Seperti cara mendapatkan argumen keharaman pertambangan batu bara, ada beberapa prinsip utama yang dapat digunakan dalam mengkaji hukum pertambangan batu bara, seperti:
Maslahat (Kebaikan) dan Mafsadah (Kerusakan): Segala tindakan yang lebih banyak mendatangkan kebaikan daripada kerusakan dianggap diperbolehkan. Prinsip ini didasarkan pada kaidah “Jalb al-mashalih wa dar’u al-mafasid” yang berarti menarik manfaat dan menghindari kerusakan.
Ihtikar (Monopoli): Islam melarang praktek monopoli yang merugikan orang banyak, tetapi memperbolehkan usaha yang mendatangkan manfaat bagi masyarakat luas.
Istihsan (Preferensi): Prinsip ini digunakan untuk memilih jalan yang lebih baik di antara beberapa pilihan, terutama ketika ada kebutuhan mendesak (darurat) atau maslahat yang lebih besar.
Urf (Kebiasaan Masyarakat): Hukum Islam juga mempertimbangkan kebiasaan atau praktik yang diterima oleh masyarakat setempat selama tidak bertentangan dengan prinsip syariat.
Batu bara adalah salah satu sumber energi utama yang digunakan untuk pembangkit listrik. Pembangkit listrik yang berbahan bakar batu bara dapat menyediakan energi yang dibutuhkan untuk berbagai kegiatan ekonomi, industri, dan rumah tangga. Ketersediaan energi yang stabil dan terjangkau adalah aspek penting dalam meningkatkan kualitas hidup masyarakat.
Pertambangan batu bara berkontribusi besar terhadap perekonomian nasional melalui penciptaan lapangan kerja, peningkatan pendapatan negara melalui pajak dan royalti, serta mendukung industri-industri lain yang bergantung pada energi batu bara. Menurut prinsip maslahat, kontribusi ekonomi ini dapat dianggap sebagai manfaat yang signifikan.
Dengan menciptakan lapangan kerja dan meningkatkan pendapatan, pertambangan batu bara dapat membantu mengurangi kemiskinan dan meningkatkan kesejahteraan sosial. Dalam perspektif Ushul Fikih, meningkatkan kesejahteraan masyarakat adalah salah satu tujuan utama dari penetapan hukum.
Salah satu prinsip utama dalam Ushul Fikih adalah “Jalb al-mashalih wa dar’u al-mafasid,” yang berarti menarik manfaat dan menghindari kerusakan.
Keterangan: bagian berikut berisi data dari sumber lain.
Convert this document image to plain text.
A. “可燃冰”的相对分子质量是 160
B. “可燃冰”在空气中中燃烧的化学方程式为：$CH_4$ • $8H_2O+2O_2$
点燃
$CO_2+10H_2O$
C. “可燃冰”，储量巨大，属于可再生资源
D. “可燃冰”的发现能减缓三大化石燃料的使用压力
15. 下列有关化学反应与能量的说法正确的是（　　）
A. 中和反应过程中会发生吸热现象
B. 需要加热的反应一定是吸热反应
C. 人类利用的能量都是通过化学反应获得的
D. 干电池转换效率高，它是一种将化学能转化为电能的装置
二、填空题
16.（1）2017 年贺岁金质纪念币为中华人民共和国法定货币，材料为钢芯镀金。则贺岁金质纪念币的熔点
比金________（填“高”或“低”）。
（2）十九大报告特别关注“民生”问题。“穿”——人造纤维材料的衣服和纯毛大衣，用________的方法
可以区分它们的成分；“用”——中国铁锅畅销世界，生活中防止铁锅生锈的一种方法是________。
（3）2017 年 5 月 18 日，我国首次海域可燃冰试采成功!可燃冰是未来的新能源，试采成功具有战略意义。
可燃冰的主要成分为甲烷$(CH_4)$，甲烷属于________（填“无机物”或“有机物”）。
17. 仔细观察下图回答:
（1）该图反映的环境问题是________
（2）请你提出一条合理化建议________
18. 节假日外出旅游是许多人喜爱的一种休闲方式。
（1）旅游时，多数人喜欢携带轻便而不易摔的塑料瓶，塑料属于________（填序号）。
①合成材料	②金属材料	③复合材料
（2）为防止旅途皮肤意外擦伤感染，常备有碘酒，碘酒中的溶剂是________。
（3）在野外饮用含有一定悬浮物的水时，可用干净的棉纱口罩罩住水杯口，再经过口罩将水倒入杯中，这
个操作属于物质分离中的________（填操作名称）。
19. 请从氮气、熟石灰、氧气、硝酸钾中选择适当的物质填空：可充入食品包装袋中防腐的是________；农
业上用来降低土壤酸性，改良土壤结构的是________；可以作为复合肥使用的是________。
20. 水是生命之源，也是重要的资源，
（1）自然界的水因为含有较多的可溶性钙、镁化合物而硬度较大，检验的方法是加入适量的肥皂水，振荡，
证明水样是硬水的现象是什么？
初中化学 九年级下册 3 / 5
Dalam konteks pertambangan batu bara, jika manfaat ekonomi dan sosial yang dihasilkan lebih besar daripada kerusakan lingkungan dan dampak negatif lainnya, maka aktivitas ini bisa dianggap halal.
Dengan penerapan teknologi yang lebih ramah lingkungan dan pengelolaan yang bertanggung jawab, dampak negatif dari pertambangan batu bara dapat diminimalkan. Hal ini sesuai dengan prinsip Islam tentang menjaga lingkungan (hifz al-bi’ah) dan menghindari kerusakan. Upaya mitigasi kerusakan lingkungan dapat menjadi alasan untuk memperbolehkan aktivitas ini selama dilakukan dengan cara yang benar.
Kebutuhan akan energi yang terjangkau dan stabil merupakan kemaslahatan umum yang besar. Batu bara menyediakan sumber energi yang penting, terutama bagi negara-negara yang belum memiliki infrastruktur energi terbarukan yang memadai. Prinsip istihsan dapat digunakan untuk membenarkan penggunaan batu bara sebagai sumber energi selama belum ada alternatif yang lebih baik dan terjangkau.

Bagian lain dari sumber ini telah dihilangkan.